Work-Life Sanity Blog

9 December 2009

Pajama Thanksgiving

This week someone told me about a tradition she has created in her family.  They call it Pajama Thanksgiving. 

She and her husband and their two young children get up on Thanksgiving Day when they feel like getting up, and they stay in their pajamas.  She gets a turkey into the oven when she does, and when it’s ready, they sit down and have a meal, the four of them together. 

 It’s the most relaxed and easy day in the entire year for them.

This is otherwise a very, very busy family. Both parents work full time, the kids go to school and extended day programs and do the kinds of activities that many kids do: music lessons, sports, theater, Sunday School, and so on. 

The parents crave time with their children with no agenda, no schedule to adhere to, no competing commitments.  The children crave time with their parents.  So there is no multi-tasking on Pajama Thanksgiving, no Blackberries in use, no company to get ready for, no time that everyone has to be “ready.”  

A Pajama Thanksgiving may not appeal to YOU in the least.  But for this family, this is just heavenly.   They love spending this day together.  The parents read to the kids.  The older daughter reads to her little brother.  They play games.  They make up games.  

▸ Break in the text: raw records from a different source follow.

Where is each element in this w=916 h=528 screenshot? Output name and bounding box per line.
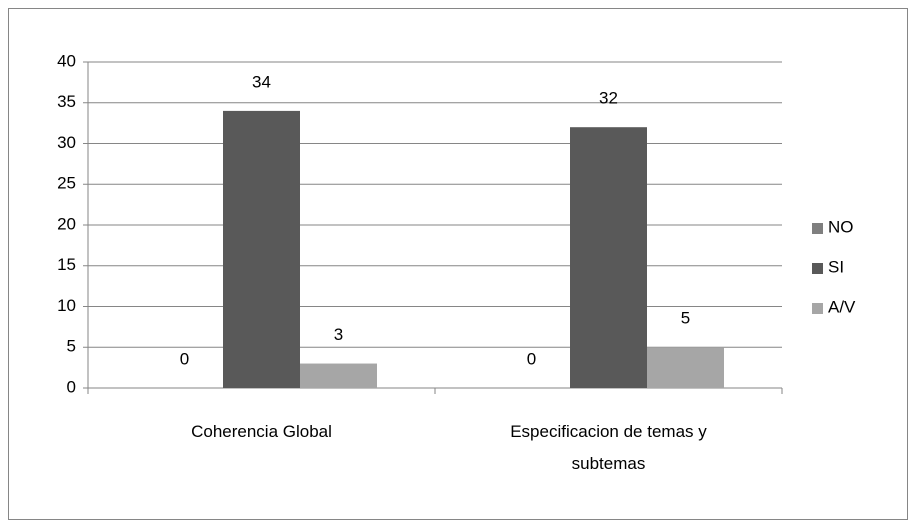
y-tick-label: 25 bbox=[57, 174, 76, 193]
x-tick-label: Coherencia Global bbox=[191, 422, 332, 441]
legend-label: A/V bbox=[828, 297, 856, 316]
data-label: 32 bbox=[599, 89, 618, 108]
x-tick-label: Especificacion de temas y subtemas bbox=[510, 422, 707, 473]
legend-label: SI bbox=[828, 257, 844, 276]
data-label: 0 bbox=[527, 349, 536, 368]
bar bbox=[570, 127, 647, 388]
y-tick-label: 15 bbox=[57, 255, 76, 274]
y-tick-label: 20 bbox=[57, 214, 76, 233]
y-tick-label: 0 bbox=[67, 377, 76, 396]
chart-border bbox=[8, 8, 908, 520]
y-tick-label: 5 bbox=[67, 337, 76, 356]
data-label: 3 bbox=[334, 325, 343, 344]
y-tick-label: 40 bbox=[57, 51, 76, 70]
legend-label: NO bbox=[828, 217, 854, 236]
y-tick-label: 30 bbox=[57, 133, 76, 152]
data-label: 0 bbox=[180, 349, 189, 368]
legend-swatch bbox=[812, 303, 823, 314]
data-label: 34 bbox=[252, 72, 271, 91]
legend-swatch bbox=[812, 223, 823, 234]
y-tick-label: 35 bbox=[57, 92, 76, 111]
bar bbox=[223, 110, 300, 389]
bar bbox=[300, 363, 377, 388]
data-label: 5 bbox=[681, 309, 690, 328]
legend-swatch bbox=[812, 263, 823, 274]
y-tick-label: 10 bbox=[57, 296, 76, 315]
bar bbox=[647, 347, 724, 388]
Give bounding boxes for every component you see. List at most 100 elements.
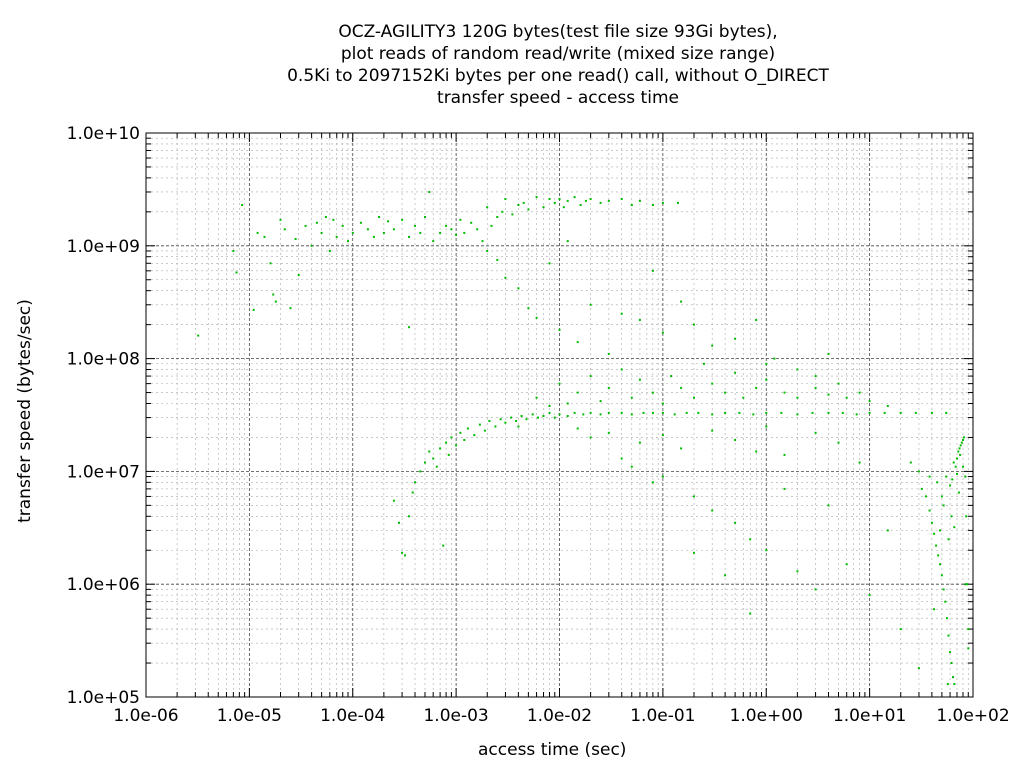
data-point <box>566 199 569 202</box>
x-tick-label: 1.0e-06 <box>113 706 178 726</box>
data-point <box>724 411 727 414</box>
data-point <box>531 413 534 416</box>
data-point <box>481 240 484 243</box>
data-point <box>283 228 286 231</box>
data-point <box>439 447 442 450</box>
y-axis-title: transfer speed (bytes/sec) <box>15 299 35 523</box>
data-point <box>956 457 958 460</box>
data-point <box>920 487 923 490</box>
data-point <box>765 378 768 381</box>
x-tick-label: 1.0e+00 <box>730 706 803 726</box>
data-point <box>398 521 400 524</box>
data-point <box>661 201 664 204</box>
data-point <box>765 549 768 552</box>
data-point <box>966 583 969 586</box>
data-point <box>620 368 623 371</box>
y-tick-label: 1.0e+07 <box>67 462 140 482</box>
data-point <box>940 574 943 577</box>
data-point <box>501 210 504 213</box>
data-point <box>685 411 688 414</box>
data-point <box>408 326 410 329</box>
data-point <box>930 411 933 414</box>
data-point <box>796 396 799 399</box>
data-point <box>724 574 727 577</box>
data-point <box>274 300 277 303</box>
data-point <box>945 411 948 414</box>
data-point <box>589 303 592 306</box>
data-point <box>845 563 848 566</box>
data-point <box>537 416 539 419</box>
data-point <box>525 418 528 421</box>
data-point <box>967 628 970 631</box>
data-point <box>940 495 943 498</box>
data-point <box>589 436 592 439</box>
data-point <box>947 538 950 541</box>
data-point <box>332 218 335 221</box>
data-point <box>697 411 700 414</box>
data-point <box>914 411 917 414</box>
data-point <box>558 382 561 385</box>
data-point <box>401 551 404 554</box>
data-point <box>952 461 955 464</box>
data-point <box>510 416 513 419</box>
data-point <box>638 199 641 202</box>
data-point <box>765 425 768 428</box>
data-point <box>703 362 705 365</box>
y-tick-label: 1.0e+09 <box>67 237 140 257</box>
data-point <box>673 413 676 416</box>
data-point <box>962 439 964 441</box>
data-point <box>558 413 561 416</box>
data-point <box>447 453 450 456</box>
data-point <box>752 413 755 416</box>
data-point <box>496 258 499 261</box>
x-tick-label: 1.0e-03 <box>423 706 488 726</box>
data-point <box>490 224 493 227</box>
data-point <box>956 472 958 475</box>
data-point <box>738 411 741 414</box>
plot-frame <box>145 132 974 698</box>
data-point <box>584 199 587 202</box>
data-point <box>401 218 404 221</box>
data-point <box>827 352 830 355</box>
data-point <box>439 231 442 234</box>
data-point <box>310 244 313 247</box>
data-point <box>949 484 952 487</box>
data-point <box>765 362 768 365</box>
data-point <box>630 204 633 206</box>
data-point <box>304 224 307 227</box>
data-point <box>548 262 551 265</box>
data-point <box>366 228 369 231</box>
x-tick-label: 1.0e+02 <box>936 706 1009 726</box>
data-point <box>576 341 579 344</box>
data-point <box>960 441 963 444</box>
data-point <box>651 481 654 484</box>
data-point <box>527 208 530 211</box>
data-point <box>289 307 292 310</box>
data-point <box>942 504 945 507</box>
data-point <box>408 235 410 238</box>
data-point <box>957 450 960 453</box>
data-point <box>463 439 466 441</box>
data-point <box>455 444 458 447</box>
data-point <box>263 235 266 238</box>
data-point <box>455 233 458 236</box>
data-point <box>445 224 448 227</box>
data-point <box>197 334 200 337</box>
data-point <box>387 220 390 223</box>
data-point <box>269 262 272 265</box>
data-point <box>256 231 259 234</box>
data-point <box>858 391 861 394</box>
data-point <box>693 495 695 498</box>
chart-title-line-2: plot reads of random read/write (mixed s… <box>340 44 776 64</box>
data-point <box>515 420 518 422</box>
data-point <box>765 411 768 414</box>
data-point <box>382 231 385 234</box>
data-point <box>324 216 327 218</box>
data-point <box>466 427 469 430</box>
data-point <box>542 415 545 417</box>
data-point <box>620 457 623 460</box>
data-point <box>414 224 416 227</box>
x-tick-label: 1.0e-04 <box>320 706 385 726</box>
data-point <box>328 250 331 252</box>
data-point <box>272 293 275 296</box>
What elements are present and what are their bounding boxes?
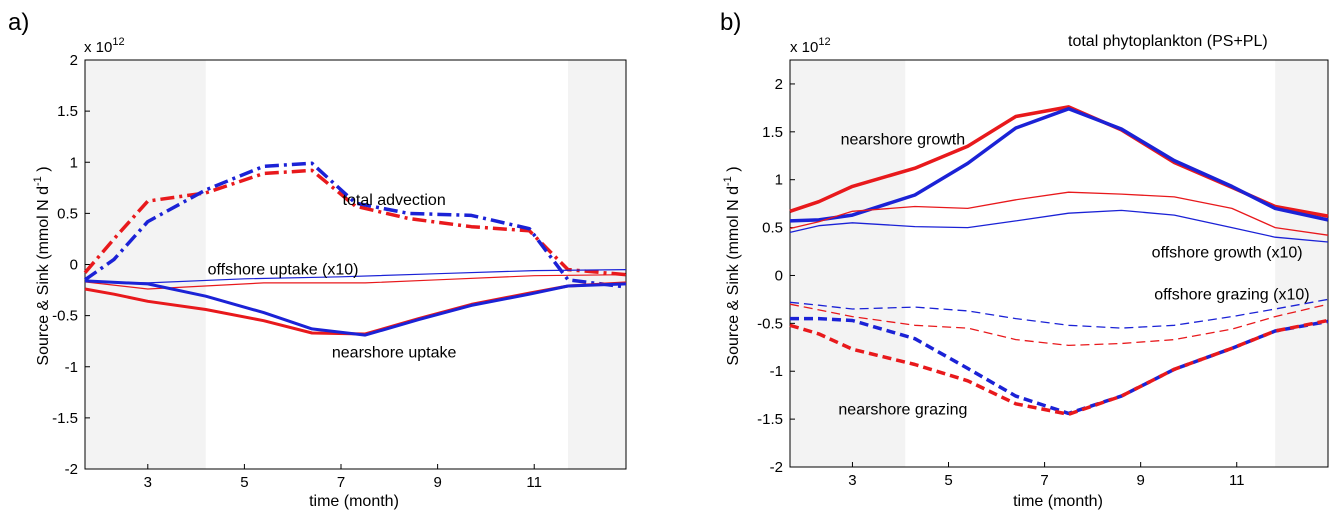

When the little guy naps, the parents nap too, and the daughter watches a movie.   There might be a cookie-baking project.  There might be a crafts project.  There might not be.  As a family, they let the day unfold and they are each present to create and experience it with each other.  It is their authentic holiday. 

They have created their TG tradition from the inside out.  It’s not about the appearance of it;  it’s not about the form.   The form is simply the result of the deep inner need that’s getting satisfied:  the need for connected down time together with these particular people.  The need for a safe haven from the loud, incessant demands of daily life.  The need to not have to be “productive” in the task-list sense of things.

Many of us have created holiday traditions that are patterned after our workdays: there’s a schedule, there are people to see or people who come over, there is a timetable, there is pressure, there are people depending on us to deliver in certain ways, there are expectations to live up to.

The Pajama Family draws a strong boundary around this day and creates for themselves the holiday they truly need.